第4話:海のカミングアウト
月子との交際がスタートして数ヶ月後の冬のこと。海が鈴木くんの家から登校していると噂が流れた。誰かの気持ち悪い妄想だと思った。けど、妄想ではなく、事実だと海が認めた。家出をして居候させてもらっているらしい。自分に恋愛感情を抱いている男の家によく転がりこめるなと思ったが、今考えると、それだけ彼のことを信頼しているのだろう。
海が鈴木くんの家に居候していることを認めると、同じ部屋で寝てるのかとか、一緒に風呂に入ってるのかとか、ヤッたのかとか、そんな質問が海と鈴木くんに容赦なくぶつけられた。鈴木くんは困りながら否定していたが、誰も彼らを信じようとしなかった。私の異性愛者に対する嫌悪感はどんどんと膨らんでいった。恋愛物のフィクションさえ受け付けなくなるほどに。

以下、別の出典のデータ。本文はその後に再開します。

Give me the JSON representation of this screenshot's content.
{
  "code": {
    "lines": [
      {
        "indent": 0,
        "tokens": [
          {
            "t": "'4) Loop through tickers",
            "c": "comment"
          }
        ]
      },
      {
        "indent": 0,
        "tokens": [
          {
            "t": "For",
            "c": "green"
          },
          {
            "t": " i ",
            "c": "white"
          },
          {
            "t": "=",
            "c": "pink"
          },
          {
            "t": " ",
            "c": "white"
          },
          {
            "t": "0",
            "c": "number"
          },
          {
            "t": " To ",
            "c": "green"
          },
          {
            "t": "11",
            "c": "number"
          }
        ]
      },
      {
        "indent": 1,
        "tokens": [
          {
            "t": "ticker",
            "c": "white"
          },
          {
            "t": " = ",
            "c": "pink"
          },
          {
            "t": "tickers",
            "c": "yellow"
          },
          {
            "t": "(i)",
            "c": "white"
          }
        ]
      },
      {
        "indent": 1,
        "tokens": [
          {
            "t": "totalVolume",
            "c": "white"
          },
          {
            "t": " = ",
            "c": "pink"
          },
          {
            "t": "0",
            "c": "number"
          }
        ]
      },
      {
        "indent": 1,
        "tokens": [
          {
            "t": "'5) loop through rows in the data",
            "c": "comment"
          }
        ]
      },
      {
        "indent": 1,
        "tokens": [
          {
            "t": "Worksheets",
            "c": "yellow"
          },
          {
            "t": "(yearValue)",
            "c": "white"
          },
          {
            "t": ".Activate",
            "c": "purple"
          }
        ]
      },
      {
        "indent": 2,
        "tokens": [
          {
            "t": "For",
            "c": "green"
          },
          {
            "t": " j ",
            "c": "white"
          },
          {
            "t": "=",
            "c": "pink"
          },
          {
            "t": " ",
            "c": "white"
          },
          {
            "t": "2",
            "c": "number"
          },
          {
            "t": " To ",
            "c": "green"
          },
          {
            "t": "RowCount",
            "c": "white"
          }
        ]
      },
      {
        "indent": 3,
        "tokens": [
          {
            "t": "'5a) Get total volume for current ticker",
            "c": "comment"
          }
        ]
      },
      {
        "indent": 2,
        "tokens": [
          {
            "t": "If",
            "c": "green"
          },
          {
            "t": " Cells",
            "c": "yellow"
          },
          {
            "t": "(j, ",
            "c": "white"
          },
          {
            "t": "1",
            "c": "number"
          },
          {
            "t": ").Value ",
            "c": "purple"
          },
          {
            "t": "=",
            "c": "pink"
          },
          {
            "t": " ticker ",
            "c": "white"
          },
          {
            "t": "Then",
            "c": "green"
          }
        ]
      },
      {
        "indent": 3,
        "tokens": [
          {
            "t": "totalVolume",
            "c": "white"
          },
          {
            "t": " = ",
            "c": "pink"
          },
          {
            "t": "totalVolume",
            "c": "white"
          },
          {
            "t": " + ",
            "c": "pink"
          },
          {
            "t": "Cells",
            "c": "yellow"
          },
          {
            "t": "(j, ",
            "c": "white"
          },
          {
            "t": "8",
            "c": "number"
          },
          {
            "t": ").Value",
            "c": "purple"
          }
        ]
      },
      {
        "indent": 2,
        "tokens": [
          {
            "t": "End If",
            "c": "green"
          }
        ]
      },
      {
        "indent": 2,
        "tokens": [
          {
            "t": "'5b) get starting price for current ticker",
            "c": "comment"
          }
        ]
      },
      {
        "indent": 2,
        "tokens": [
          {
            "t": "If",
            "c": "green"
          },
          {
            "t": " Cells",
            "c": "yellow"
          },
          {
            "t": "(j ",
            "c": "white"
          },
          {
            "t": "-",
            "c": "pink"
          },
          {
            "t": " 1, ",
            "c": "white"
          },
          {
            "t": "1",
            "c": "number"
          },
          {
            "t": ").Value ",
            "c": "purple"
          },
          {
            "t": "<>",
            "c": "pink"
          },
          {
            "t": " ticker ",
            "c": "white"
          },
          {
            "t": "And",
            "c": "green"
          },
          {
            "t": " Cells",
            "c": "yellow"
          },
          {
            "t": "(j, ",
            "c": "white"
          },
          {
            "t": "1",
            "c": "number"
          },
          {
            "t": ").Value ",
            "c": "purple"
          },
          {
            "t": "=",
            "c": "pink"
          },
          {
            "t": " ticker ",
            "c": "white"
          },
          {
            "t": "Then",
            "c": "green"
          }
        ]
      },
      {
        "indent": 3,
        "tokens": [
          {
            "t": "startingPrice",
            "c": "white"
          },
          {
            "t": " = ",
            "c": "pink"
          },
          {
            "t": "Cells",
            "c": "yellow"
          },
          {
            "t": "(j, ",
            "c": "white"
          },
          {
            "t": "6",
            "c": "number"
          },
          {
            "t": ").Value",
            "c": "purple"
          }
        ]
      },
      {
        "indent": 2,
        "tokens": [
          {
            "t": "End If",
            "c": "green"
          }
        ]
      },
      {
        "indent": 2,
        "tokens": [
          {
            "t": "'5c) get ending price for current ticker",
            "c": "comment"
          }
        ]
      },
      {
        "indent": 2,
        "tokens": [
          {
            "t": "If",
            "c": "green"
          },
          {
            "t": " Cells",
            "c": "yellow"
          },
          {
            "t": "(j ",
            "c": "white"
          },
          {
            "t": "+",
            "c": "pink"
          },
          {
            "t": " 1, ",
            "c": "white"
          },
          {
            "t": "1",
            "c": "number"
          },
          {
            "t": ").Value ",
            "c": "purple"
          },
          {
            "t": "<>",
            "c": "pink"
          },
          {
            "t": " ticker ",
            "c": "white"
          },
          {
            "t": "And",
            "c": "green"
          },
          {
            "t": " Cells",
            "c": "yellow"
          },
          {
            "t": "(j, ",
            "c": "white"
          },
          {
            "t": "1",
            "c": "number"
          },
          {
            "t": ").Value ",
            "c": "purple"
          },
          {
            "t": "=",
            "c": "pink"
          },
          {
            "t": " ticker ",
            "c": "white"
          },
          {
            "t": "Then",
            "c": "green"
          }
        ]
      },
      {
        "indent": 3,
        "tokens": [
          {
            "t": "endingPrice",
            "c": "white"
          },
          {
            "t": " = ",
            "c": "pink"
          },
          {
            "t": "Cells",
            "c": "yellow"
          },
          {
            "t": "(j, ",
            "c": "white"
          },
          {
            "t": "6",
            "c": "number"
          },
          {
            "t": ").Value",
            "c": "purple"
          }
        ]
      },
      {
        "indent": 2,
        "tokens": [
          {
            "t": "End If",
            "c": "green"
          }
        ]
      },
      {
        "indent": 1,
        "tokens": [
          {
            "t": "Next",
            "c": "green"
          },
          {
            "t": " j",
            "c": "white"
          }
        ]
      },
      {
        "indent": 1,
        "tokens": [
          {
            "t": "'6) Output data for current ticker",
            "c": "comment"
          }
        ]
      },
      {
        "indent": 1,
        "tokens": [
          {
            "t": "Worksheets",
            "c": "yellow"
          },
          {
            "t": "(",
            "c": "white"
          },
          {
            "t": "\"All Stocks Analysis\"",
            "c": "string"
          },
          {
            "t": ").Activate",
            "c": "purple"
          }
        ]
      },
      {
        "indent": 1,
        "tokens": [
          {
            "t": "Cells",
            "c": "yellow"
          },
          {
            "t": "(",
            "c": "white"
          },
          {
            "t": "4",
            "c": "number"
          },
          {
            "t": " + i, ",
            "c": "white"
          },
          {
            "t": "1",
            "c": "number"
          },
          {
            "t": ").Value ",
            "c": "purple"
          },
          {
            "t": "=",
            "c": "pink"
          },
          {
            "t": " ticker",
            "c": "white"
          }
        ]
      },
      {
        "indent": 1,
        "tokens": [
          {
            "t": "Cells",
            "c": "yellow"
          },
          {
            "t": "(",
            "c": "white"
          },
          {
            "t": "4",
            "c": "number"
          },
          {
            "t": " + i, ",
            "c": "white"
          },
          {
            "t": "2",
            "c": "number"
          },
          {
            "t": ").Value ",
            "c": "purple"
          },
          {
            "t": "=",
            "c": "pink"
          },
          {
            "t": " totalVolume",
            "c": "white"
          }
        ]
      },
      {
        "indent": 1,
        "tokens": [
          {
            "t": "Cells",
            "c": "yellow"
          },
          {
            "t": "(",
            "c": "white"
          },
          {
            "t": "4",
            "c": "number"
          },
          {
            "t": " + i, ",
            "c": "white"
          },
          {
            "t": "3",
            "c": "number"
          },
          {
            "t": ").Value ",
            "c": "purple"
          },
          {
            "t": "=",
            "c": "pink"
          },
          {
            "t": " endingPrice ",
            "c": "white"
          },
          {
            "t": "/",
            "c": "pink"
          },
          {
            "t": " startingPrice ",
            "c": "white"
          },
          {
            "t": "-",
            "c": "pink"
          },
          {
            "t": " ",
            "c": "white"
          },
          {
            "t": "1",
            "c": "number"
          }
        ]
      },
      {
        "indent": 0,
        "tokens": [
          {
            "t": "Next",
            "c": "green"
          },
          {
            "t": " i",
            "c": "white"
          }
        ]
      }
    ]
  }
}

やがて、ついに耐えきれなくなったのか、海は自身が男性に対して恋愛感情を抱かないことをカミングアウトした。
「だから、こいつとは何にもねぇよ。キモい想像すんな。死ね。カス」
これで事態が収まるかと思ったが、そんなことはなく、むしろ悪化した。彼らは犯人探しをするように海の恋人を詮索し始めたのだ。矛先は彼女と仲が良かった女子達に向かい、彼女の周りからは少しずつ人が消えていき、海と付き合っていた佐藤さんは少しずつ、学校に来なくなった。

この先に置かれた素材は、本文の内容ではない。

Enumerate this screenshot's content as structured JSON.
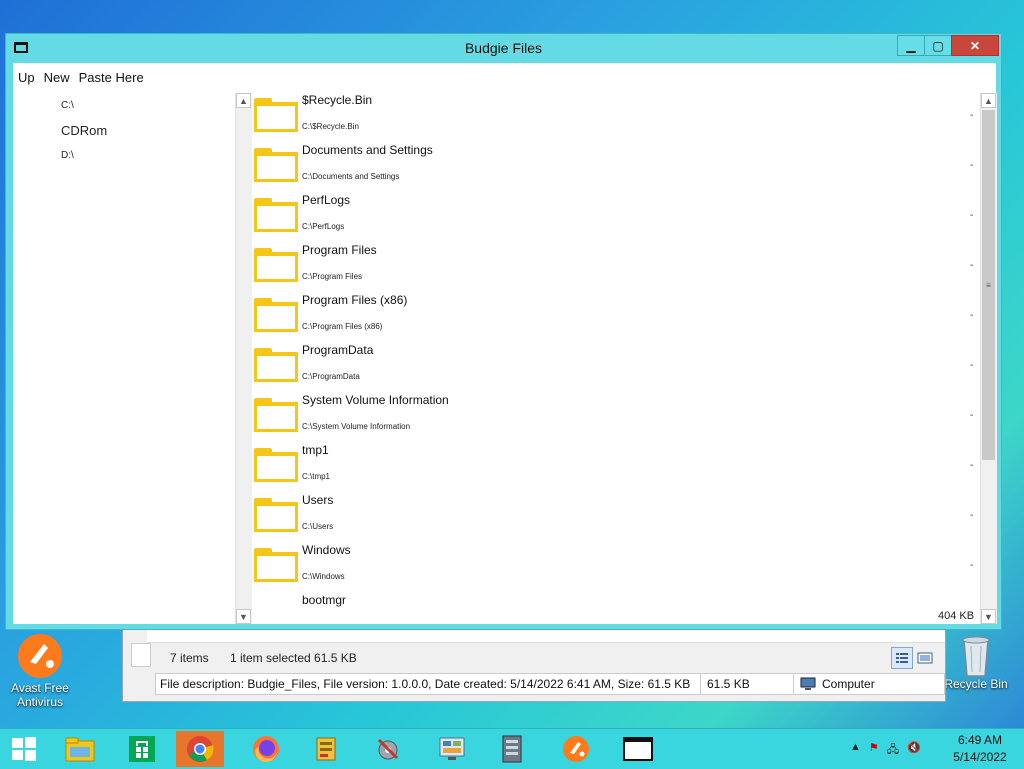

中三の四月。彼女はもう学校に在籍していなかった。何も言わずに転校してしまった。泣きながら自分を責める海を、私と帆波、そして鈴木くんの三人で慰めた。この時の鈴木からは下心は感じなかった。私にはそれが少し不気味に思えた。彼を良い人だと認めたくても、海に恋心を抱く男子というだけで、私の脳が彼を拒絶していた。
高校は、海と同じ学校に進学した。誰も同級生がいない学校に進学したくて選んだらたまたま被った。月子も同じ学校を選んだ。
鈴木くんは別の学校に進学した。彼と離れられたことに私はホッとしていた。